Gretzky’s thoughts turn to Tyler McGregor, the captain of Canada’s sledge hockey team. McGregor had the same type of cancer as Fox. He had an amputation, underwent chemotherapy, received medicine and has won three Paralympic medals and seven at world championships.
Gretzky muses about the conversation with Fox, who died the next year, and with McGregor, who has beaten cancer.
“If you don’t believe in God,” he says as his voice trails off.
He has to get ready now to attend the Presidents Cup for a bit and then take on the Michelob Ultra Challenge. The first was held last year, in Toronto with Block as the only participant. There were no holes in one.
This year Gretzky was added to the mix.
Several months ago he and Block filmed a commercial to be aired ahead of Friday’s event.
Block made a hole in one on his second shot.
“I watched as it bounced once and right in,” Gretzky says. “I told him, ‘It’s too bad you did that.
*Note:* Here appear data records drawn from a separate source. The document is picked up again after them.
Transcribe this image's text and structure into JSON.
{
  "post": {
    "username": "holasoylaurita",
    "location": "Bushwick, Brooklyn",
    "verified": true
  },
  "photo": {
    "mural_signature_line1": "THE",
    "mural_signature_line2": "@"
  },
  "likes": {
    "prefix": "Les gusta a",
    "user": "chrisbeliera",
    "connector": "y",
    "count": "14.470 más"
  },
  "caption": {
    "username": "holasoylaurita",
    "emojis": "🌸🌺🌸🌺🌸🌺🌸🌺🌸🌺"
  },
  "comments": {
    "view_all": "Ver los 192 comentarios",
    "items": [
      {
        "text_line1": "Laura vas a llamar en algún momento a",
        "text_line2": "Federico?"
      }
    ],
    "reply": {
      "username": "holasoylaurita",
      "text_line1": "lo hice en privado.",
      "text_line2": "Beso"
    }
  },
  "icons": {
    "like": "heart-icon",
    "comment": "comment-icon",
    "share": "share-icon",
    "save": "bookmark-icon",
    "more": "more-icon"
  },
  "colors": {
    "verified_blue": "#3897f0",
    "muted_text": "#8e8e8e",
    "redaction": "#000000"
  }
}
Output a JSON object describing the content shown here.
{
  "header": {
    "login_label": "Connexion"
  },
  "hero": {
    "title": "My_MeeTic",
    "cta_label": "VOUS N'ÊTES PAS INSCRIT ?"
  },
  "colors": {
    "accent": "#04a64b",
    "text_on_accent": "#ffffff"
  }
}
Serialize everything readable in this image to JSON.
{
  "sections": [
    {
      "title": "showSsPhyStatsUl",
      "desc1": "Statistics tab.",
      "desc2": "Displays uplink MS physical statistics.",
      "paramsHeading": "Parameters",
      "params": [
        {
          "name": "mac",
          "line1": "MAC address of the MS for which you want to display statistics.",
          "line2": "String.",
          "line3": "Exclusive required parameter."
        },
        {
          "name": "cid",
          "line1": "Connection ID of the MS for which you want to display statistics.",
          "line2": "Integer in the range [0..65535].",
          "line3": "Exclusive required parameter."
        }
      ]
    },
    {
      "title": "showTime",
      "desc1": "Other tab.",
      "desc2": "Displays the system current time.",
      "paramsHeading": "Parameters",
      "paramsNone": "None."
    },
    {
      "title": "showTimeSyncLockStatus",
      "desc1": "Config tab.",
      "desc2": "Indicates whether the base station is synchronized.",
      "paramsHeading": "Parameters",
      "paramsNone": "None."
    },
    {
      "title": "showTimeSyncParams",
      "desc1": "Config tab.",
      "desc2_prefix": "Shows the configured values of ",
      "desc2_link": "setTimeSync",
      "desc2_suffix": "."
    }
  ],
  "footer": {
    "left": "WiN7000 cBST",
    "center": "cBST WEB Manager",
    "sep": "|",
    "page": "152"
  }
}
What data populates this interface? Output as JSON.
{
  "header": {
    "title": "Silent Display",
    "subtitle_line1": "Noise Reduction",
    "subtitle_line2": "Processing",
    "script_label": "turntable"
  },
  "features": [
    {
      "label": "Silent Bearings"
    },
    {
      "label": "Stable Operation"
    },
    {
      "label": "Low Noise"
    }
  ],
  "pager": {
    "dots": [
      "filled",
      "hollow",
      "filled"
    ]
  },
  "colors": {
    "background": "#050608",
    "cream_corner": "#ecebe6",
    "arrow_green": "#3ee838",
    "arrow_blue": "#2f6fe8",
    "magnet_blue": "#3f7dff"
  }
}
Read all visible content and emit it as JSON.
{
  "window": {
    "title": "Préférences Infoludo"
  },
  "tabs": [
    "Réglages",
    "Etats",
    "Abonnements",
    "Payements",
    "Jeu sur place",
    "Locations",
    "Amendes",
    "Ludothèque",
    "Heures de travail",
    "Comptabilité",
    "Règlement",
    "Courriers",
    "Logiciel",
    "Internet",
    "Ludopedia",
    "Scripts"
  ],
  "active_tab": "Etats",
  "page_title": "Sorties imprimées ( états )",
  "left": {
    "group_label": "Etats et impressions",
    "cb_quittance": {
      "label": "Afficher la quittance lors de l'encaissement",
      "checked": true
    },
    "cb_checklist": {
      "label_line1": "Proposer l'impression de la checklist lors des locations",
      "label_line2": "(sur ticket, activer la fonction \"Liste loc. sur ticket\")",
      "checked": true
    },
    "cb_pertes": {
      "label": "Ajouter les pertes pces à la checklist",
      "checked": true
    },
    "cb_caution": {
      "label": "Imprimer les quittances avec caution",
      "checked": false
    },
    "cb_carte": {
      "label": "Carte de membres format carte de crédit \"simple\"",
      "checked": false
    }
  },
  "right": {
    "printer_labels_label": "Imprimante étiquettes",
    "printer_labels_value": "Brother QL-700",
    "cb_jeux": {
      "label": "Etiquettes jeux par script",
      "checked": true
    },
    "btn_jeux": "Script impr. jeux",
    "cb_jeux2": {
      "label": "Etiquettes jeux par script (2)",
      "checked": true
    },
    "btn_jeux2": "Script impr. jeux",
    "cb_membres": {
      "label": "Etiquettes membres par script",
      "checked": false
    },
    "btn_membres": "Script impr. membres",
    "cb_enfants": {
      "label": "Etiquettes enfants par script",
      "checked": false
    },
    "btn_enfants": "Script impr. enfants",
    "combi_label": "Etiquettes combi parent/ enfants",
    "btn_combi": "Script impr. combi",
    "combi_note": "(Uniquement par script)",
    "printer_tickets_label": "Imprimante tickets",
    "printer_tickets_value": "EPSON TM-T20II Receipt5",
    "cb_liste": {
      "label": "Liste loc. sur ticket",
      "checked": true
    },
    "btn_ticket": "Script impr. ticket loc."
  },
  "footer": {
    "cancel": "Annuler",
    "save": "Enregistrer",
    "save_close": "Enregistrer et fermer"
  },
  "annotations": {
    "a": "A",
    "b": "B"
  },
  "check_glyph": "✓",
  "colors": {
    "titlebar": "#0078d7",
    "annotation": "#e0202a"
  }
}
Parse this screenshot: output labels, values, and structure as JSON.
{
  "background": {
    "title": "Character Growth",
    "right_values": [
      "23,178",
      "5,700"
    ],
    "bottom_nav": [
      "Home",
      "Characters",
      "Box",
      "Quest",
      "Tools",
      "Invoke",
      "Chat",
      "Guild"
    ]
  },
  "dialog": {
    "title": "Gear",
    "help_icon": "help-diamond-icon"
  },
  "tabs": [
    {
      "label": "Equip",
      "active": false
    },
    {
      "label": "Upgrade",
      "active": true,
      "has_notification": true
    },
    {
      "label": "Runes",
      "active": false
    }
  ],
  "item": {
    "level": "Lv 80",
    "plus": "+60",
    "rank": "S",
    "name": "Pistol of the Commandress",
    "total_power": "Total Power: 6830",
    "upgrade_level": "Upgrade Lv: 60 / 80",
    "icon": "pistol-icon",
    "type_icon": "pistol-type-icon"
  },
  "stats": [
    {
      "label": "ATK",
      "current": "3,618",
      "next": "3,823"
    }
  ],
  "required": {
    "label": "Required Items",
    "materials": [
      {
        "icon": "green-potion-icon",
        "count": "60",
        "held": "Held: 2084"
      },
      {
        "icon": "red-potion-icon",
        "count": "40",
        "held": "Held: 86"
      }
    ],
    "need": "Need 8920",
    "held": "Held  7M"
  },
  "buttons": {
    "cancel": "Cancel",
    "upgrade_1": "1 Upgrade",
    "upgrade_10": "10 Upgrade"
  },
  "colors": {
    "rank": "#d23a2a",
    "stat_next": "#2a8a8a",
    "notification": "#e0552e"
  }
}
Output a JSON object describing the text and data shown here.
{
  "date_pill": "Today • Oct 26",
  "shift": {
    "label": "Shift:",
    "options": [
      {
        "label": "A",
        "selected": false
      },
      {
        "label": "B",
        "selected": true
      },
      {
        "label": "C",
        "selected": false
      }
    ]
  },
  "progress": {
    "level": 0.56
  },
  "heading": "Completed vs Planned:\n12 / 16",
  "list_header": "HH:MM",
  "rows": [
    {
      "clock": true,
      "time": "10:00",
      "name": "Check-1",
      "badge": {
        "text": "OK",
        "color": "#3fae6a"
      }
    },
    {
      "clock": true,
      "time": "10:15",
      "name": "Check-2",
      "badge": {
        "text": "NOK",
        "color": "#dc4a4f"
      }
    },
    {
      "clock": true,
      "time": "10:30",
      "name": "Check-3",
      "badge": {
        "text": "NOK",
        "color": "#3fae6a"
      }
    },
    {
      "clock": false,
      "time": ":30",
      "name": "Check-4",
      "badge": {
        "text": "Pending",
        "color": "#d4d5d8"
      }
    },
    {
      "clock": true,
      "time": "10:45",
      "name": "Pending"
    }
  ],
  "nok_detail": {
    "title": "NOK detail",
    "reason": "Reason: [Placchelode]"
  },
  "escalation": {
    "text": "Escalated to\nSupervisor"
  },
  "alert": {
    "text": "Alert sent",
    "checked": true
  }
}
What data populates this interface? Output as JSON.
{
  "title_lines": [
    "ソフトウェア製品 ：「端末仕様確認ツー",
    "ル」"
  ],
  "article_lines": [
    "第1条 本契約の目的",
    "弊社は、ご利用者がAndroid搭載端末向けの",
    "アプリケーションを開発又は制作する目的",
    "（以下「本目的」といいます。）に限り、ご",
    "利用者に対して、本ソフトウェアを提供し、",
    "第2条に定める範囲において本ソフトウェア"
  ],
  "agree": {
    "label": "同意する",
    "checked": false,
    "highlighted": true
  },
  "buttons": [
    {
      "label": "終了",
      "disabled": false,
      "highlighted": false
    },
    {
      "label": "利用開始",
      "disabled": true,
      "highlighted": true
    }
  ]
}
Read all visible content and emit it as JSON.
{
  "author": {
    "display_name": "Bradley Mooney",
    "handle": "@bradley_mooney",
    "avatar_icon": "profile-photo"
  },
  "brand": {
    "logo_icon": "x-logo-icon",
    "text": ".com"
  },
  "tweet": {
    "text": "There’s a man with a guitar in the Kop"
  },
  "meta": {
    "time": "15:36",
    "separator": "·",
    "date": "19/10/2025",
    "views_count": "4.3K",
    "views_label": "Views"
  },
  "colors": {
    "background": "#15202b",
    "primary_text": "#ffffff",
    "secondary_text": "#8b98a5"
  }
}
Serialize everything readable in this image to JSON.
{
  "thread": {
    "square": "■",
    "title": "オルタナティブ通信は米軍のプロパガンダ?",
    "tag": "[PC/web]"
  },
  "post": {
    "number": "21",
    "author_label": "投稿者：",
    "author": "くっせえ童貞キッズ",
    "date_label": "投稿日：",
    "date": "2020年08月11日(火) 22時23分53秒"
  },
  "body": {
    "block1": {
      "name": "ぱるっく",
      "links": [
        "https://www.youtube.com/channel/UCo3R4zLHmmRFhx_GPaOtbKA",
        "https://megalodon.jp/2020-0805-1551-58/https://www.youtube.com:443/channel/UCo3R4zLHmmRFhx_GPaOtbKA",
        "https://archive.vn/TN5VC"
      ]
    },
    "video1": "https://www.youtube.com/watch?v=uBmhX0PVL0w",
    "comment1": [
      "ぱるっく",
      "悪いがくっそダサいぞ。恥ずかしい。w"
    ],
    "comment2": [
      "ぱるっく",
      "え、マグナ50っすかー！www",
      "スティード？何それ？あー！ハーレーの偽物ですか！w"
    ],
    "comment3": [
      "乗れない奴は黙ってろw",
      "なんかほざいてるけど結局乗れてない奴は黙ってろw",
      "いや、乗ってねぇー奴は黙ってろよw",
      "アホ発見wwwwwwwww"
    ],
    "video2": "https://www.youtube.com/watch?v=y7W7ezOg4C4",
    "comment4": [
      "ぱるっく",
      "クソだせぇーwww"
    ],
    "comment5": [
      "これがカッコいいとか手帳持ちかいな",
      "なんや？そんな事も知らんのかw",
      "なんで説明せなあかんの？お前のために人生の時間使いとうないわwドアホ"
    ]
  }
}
Everybody’s going to think it is fake.’”
The sponsor had a contest online in which the public could predict how many shots it would take before a hole in one was made.
Someone told Gretzky they had picked No. 79.
“I told him he should have picked 99,” Gretzky says.
He seems happy and in the right place.
“I’m one of the fortunate few right now,” he says. “I have five fabulous children and could not ask for more.”